Conference 2021 Live Talk


Talk title

Elucidating mechanisms by which mutations in Env contribute to broad, multi-class HIV-1 drug resistance


Authors and Affiliations

Rachel Van Duyne1, Phuong Pham1, Jon Spindler2, Mary Kearney2, Eric O. Freed1

1. Virus-Cell Interaction Section, HIV Dynamics and Replication Program, NCI-Frederick, Frederick, MD
2. Translational Research Unit, HIV Dynamics and Replication Program, NCI-Frederick, Frederick, MD




We have previously characterized mutations within the HIV-1 envelope (Env) glycoprotein that arise in response to defective viruses which confer a broad replication advantage. In the presence of an antiretroviral (ARV) inhibitor, Dolutegravir (DTG), we also identified escape mutants containing substitutions in Env, instead of within the target gene. The goal of this study was to determine the breadth of this observation by characterizing Env mutations selected in the presence of all classes of ARVs and exploring the mechanism of escape by these mutant Env glycoproteins.


We propagated HIV-1 in T-cell lines and measured virus replication kinetics in the presence or absence of low concentrations of ARVs, testing at least one compound per class of inhibitor. We selected for viral escape mutants exhibiting at least partial resistance to ARVs as indicated by efficient replication in the presence of the inhibitors.

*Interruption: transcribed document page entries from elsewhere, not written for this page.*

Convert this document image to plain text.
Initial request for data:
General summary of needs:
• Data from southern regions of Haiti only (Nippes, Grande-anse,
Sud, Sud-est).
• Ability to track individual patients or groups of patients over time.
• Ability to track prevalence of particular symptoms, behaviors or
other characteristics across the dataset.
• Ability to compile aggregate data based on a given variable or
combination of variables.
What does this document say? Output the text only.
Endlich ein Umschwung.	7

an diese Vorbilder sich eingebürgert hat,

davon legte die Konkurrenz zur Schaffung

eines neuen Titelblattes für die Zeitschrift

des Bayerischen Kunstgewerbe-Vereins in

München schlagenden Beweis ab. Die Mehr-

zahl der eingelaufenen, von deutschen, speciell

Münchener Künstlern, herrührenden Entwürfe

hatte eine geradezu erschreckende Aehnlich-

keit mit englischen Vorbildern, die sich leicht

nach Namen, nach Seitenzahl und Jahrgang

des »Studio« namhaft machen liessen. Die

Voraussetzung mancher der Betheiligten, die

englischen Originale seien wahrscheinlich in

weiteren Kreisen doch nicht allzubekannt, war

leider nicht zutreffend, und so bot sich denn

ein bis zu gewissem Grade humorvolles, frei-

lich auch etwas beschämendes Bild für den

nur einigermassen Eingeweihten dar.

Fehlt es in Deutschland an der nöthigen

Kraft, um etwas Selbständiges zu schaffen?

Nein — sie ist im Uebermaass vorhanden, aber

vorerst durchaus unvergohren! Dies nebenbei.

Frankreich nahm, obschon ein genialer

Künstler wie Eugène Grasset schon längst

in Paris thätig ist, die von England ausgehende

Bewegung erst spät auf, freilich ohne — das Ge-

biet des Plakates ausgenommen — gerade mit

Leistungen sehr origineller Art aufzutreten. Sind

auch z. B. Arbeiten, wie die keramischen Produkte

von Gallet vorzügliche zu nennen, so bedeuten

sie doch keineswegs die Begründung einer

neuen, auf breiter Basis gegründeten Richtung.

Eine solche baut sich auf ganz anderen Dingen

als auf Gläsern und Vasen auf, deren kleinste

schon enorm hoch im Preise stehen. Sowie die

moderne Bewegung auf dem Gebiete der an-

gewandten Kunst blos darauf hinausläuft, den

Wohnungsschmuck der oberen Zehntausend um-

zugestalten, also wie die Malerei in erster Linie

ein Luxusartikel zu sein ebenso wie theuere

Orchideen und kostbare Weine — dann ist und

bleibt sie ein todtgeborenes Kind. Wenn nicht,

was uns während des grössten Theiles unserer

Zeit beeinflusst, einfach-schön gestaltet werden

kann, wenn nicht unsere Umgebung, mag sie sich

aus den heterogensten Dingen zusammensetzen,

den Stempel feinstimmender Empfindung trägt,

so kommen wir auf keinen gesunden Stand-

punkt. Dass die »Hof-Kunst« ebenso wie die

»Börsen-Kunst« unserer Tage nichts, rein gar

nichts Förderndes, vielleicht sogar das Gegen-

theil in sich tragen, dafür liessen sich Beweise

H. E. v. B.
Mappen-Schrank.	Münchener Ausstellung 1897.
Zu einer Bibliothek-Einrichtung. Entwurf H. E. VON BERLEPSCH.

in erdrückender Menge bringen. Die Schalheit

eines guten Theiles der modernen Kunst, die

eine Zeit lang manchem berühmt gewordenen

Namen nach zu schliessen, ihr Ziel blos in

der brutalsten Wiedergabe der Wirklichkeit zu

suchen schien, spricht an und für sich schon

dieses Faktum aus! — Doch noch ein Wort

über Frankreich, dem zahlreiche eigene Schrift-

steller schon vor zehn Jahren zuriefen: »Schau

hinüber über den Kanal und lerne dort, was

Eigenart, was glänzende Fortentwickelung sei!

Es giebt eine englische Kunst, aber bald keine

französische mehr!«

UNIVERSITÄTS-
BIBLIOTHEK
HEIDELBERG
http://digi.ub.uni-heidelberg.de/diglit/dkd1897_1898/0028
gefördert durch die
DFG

Long-term passage of wild-type (WT) virus in the presence of ARVs led to the selection of ARV-escape mutants greatly lacking changes in the target gene, but instead containing substitutions in Env. We have now identified a panel of Env mutants which arose in the presence of protease, RT, and integrase inhibitors in two different T-cell lines and two different viral subtypes. Nearly all of the ARV-resistant Env mutants exhibit at least partial resistance, which raises the possibility that acquisition of these mutations represents a stepping stone towards developing HIV-1 drug resistance in the target gene. In support of this, replication of an ARV-resistant mutant at high concentrations of inhibitor forced selection of additional Env mutations. One of the de novo selected DTG-resistant Env mutants, A539V, also exhibits markedly reduced sensitivity to at least two other classes of ARVs at drug concentrations that block or delay WT virus replication. Using a GFP-expressing virus, we observed a higher percentage and a brighter population of GFP+ cells with the A539V virus compared to WT suggesting the Env mutants bypass inhibition by increasing the MOI. We are currently measuring the number of proviruses present per infected cell in the presence and absence of DTG.


These results provide insights into escape from ARVs and demonstrate that mutations in Env can contribute to HIV drug resistance in vitro. We are currently investigating the implications of these findings for HIV drug resistance in patients.